Let's give an example to see that it is just not strong monoidal : say $O$ is the initial operad, and $P$ arbitrary (you can pick the commutative operad for concreteness). In this case, our functor is simply the free $P$-algebra functor $C \to Alg_P(C)$, whose "formula" is $X \mapsto \coprod_n (P(n)\otimes X^{\otimes n})_{h\Sigma_n}$.
Now the canonical map $F(X \otimes Y) \to F(X) \otimes F(Y)$ is the one that sends $(P(n) \otimes (X\otimes Y)^{\otimes n})_{h\Sigma_n}$ to $(P(n) \otimes X^{\otimes n})_{h\Sigma_n} \otimes (P(n)\otimes Y^{\otimes n})_{h\Sigma_n}$
It seems very rare for this to be an equivalence. In fact, given how both sides look, it seems very rare for the even exist an abstract equivalence.
Now one could ask for a lax symmetric monoidal structure instead. By some sort of yoga with adjunctions, this could not be compatible with the symmetric monoidal structure on the right adjoint (because of the above), and so it seems a bit unnatural but one might still ask.
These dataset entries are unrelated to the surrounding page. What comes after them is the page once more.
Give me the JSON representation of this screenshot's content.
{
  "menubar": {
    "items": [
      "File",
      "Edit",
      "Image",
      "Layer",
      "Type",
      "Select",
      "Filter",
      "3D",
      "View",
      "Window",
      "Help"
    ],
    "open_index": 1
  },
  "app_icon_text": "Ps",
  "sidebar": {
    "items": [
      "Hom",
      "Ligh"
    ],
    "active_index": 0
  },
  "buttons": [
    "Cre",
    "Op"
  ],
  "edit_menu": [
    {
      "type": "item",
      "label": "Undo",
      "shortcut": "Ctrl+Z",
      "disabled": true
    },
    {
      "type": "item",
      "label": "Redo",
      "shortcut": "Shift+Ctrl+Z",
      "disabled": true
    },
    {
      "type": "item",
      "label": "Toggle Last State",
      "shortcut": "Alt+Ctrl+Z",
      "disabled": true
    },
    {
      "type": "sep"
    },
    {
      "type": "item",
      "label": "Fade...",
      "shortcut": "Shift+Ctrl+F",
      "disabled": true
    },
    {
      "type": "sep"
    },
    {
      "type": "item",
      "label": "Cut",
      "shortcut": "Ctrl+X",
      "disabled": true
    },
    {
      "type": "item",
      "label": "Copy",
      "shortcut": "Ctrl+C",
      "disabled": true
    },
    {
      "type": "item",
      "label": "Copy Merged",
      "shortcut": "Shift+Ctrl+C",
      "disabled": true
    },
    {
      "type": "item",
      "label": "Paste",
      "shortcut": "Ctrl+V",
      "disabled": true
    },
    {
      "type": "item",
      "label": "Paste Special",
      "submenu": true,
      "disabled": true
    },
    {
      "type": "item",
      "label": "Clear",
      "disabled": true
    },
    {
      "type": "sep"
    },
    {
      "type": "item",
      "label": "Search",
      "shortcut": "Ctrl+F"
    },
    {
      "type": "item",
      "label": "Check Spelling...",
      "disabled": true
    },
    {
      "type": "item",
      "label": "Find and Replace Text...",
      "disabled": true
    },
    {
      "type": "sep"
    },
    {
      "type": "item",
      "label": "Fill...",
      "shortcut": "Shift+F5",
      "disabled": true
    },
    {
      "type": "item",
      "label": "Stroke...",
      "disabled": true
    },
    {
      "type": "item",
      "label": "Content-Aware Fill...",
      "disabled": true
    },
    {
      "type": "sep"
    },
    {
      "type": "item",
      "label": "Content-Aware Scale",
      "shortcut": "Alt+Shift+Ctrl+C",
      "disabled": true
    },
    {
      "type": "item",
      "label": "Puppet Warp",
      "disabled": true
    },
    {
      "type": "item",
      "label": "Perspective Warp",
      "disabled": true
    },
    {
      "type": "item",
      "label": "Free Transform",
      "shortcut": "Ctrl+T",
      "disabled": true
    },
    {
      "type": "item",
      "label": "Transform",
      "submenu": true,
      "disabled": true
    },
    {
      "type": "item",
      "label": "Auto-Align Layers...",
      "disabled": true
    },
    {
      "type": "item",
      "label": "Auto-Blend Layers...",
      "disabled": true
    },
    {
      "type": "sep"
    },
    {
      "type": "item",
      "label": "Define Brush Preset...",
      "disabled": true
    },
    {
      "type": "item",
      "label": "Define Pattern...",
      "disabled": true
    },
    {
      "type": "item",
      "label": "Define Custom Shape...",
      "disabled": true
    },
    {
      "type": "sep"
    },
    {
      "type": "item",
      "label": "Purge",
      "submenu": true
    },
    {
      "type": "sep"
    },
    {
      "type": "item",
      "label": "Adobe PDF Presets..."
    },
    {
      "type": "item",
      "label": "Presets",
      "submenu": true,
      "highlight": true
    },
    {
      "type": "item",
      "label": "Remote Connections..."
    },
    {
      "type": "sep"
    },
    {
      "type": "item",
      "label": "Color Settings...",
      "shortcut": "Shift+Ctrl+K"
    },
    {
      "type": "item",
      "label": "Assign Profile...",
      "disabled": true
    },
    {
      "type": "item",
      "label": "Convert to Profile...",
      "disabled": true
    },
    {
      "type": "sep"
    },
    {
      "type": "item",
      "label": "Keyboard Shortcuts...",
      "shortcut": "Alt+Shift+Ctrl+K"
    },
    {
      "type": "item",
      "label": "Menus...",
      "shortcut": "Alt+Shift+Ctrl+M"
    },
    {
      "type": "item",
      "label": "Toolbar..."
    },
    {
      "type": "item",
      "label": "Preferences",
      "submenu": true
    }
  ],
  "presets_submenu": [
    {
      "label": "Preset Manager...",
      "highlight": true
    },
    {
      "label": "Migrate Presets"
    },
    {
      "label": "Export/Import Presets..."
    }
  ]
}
It turns out one can also disprove that. Let me give an example : let $P$ be the associative operad, and again $O$ is initial. If there existed a lax symmetric monoidal structure, $Free(-)$ would send algebras to algebras in algebras i.e. $\mathbb E_2$-algebras (or, if we're dealing with $1$-categories as a special case, commutative algebras). I claim that this is not the case : the free associative algebra on any set with more than one element is non-commutative, even if that set admits a monoid structure.